Tuesday, March 7, 2017

Good news for the irredeemable: There is no naughty list

Let me just say this up front: Editors do not share a blacklist.

I’ve heard writers worry about this when they’ve made a particularly egregious misstep. Poor record-keeping can result in publishing the same piece in more than one outlet. We can forget to include a journal in a book’s acknowledgements. We can include a quote from another writer in our work and forget to include attribution. These are serious mistakes, and nothing to be proud of.

But the thinking among a lot of submitters is that editors share names of people who commit infractions, and this really isn’t the case. The fact is that the mistakes I mentioned are very common ones, and they are easily attributable to error instead of malice. Editors are in the practice of overlooking these issues. Most don’t even maintain their own blacklist, much less a common one.


Oh, sure, there are those submitters make missteps, and we remember them. I can think of one person who writes in three genres and always has a half-dozen active submissions at any one time. And I can think of another who used to stuff up to twenty dog-eared poems into an envelope—some of those duplicates, or the exact same copy, of poems sent before.

If editors had their druthers, submissions would be targeted with some care, and writers wouldn’t flood them with multiple submissions at one time. But that’s merely vexatious; it’s not sinful. 

Some of the things writers do are kind of charming, even if they undermine the work. One writer I can think of would always send a picture of herself astride an exotic animal (I’m being deliberately vague, since maybe I’m talking about you), and another who would take this a step further and include a signed, glossy eight-by-ten photograph with his work. Like most editors, I read the stuff, but it’s not propitious to elicit an eyeroll before the first “Roses are red.”

The secret lives of editors are not significantly different than the public lives of editors.
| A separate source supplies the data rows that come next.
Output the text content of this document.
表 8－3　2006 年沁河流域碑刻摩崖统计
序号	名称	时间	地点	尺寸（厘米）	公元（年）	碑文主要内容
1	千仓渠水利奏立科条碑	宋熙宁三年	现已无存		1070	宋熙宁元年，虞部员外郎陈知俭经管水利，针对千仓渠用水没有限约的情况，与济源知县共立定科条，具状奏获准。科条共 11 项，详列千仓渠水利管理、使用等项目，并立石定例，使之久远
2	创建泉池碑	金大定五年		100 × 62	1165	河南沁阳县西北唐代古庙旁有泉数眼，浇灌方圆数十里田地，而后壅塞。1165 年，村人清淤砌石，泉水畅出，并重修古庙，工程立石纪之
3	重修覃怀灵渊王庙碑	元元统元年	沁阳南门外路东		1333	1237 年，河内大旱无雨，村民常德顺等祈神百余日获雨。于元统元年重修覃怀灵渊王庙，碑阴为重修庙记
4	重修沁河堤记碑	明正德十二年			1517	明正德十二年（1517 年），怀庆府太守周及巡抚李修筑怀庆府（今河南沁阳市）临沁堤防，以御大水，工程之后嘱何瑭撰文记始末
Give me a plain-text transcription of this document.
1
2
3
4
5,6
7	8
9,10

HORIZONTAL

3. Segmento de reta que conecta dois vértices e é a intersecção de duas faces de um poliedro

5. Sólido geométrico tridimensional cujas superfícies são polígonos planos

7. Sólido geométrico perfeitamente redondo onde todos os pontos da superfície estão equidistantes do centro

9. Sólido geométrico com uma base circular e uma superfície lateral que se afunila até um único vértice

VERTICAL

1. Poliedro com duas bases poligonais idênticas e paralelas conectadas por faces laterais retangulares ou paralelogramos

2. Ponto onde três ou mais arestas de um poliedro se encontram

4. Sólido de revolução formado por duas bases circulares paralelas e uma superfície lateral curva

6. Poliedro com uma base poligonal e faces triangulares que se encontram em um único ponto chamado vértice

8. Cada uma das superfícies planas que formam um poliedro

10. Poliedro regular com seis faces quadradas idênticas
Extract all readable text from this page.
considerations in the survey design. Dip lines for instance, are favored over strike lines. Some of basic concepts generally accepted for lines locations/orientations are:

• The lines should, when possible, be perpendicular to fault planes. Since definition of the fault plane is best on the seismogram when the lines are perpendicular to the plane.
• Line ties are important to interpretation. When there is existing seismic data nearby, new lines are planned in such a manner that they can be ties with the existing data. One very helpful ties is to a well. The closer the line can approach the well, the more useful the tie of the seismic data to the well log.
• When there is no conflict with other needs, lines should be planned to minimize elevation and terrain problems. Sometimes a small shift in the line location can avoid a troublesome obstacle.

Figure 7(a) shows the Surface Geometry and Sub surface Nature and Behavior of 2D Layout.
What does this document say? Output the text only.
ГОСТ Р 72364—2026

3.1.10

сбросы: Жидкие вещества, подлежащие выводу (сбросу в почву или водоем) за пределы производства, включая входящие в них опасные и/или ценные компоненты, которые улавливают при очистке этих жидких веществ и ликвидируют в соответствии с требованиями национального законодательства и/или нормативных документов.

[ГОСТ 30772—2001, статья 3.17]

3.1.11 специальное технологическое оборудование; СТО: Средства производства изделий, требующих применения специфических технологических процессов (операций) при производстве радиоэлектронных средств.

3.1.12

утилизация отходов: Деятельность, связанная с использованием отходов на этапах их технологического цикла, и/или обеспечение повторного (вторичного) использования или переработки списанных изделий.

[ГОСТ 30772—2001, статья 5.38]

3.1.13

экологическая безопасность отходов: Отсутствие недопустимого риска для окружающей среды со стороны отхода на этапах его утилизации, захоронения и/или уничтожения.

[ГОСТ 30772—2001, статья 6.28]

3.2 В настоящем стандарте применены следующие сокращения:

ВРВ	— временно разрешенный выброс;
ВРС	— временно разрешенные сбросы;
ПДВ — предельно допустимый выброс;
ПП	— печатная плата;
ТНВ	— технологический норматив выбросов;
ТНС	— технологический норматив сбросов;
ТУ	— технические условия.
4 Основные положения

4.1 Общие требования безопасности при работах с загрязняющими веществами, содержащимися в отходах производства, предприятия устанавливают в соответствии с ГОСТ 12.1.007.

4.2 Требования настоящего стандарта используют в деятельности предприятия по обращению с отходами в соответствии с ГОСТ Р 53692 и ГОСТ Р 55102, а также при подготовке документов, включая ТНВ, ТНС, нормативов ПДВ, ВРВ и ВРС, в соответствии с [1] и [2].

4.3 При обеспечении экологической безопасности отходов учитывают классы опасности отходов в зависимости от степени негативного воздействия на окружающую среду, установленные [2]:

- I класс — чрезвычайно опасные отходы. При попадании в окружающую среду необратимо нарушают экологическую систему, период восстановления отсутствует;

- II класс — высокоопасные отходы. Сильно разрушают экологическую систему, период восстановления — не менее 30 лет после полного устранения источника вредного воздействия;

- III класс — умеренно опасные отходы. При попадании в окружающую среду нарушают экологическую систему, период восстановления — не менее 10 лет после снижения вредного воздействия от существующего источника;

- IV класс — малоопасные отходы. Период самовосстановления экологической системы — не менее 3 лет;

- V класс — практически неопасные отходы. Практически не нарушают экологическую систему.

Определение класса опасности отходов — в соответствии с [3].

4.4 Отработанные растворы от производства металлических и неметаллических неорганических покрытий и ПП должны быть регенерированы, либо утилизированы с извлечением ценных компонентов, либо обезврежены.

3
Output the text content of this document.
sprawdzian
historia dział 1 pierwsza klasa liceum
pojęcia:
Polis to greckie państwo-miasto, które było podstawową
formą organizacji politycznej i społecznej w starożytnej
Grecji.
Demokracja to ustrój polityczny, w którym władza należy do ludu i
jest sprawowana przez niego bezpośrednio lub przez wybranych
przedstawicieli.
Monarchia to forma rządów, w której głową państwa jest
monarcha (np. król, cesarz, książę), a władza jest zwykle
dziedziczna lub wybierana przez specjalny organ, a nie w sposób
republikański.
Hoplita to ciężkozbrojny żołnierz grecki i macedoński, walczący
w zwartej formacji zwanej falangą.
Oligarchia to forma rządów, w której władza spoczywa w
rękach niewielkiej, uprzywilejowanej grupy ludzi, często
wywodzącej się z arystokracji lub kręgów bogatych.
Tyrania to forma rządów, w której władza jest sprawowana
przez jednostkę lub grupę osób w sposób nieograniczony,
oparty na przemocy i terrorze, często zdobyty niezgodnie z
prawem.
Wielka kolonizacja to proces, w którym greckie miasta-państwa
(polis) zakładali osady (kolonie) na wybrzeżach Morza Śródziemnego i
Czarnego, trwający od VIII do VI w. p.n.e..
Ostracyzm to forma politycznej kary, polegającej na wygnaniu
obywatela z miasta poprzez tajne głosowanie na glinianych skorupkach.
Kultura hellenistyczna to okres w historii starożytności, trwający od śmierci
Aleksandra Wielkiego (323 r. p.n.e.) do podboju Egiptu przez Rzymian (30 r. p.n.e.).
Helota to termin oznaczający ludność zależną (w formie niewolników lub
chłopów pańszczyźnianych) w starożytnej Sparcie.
I’m guessing most work harder than a lot of submitters realize, but the work itself is pretty transparent, thanks to Duotrope, Rejection Wiki, and social media. This is as it should be.

But editors do talk, especially when submitters behave badly. And our favorite topic is the angry rejectee.

On occasion, writers respond angrily, or even threateningly, to rejections. Over the years, I’ve read plenty of correspondence that asks me what the view is like with my head up my own ass, or why in the world I consider myself qualified to judge a poet’s brilliant response to a dead Turkish mystic, or what I have against [insert literary style or school here], or why I foolishly passed up work that [insert name of minor journal] just accepted.

I get it. I’m dumb. <shrugs>

Editors like to laugh about this stuff, but very often we do so without naming the writer. It’s hard to keep track of several thousand names, and not worth it anyway. To be honest, very few writers do anything new, on the page or with their behavior. I’m more frequently surprised by the work than by correspondence, even the most vile sort. It may feel like people are always coming up with new ways to be terrible to one another, but the categories tend to be predictable, and the ways the specifics vary aren’t significant. Whether insult, undermine, or guilt, the source of offense is seldom a source of surprise.

Exciting work is a source of surprise, and that’s the thing we’re hungry for. Even in a literary journal full of excellent writing, it’s only the rarest piece that actually offers something brand new. Believe me, we talk about these writers.

The closest a writer can come to landing on a blacklist is through true harassment, such as threats, unwelcome sexual advances, misogyny, or racism. There’s not a literal list—we’re not updating Google Docs with the names of jerks—but if a writer dares to threaten an editor, online or in person, word gets out—and not just among editors. Bullying is not afforded secrecy in the literary field. Those who would try to harm others through their power or influence can face a dire and deserved reward.


The writing world is a small one. This, though, is not the reason that submitters and editors alike ought to conduct themselves with courtesy and respect—attitudes that should extend both ways. The fact is that our small world is also, frequently, a mean one. And sometimes kindness is the only true surprise.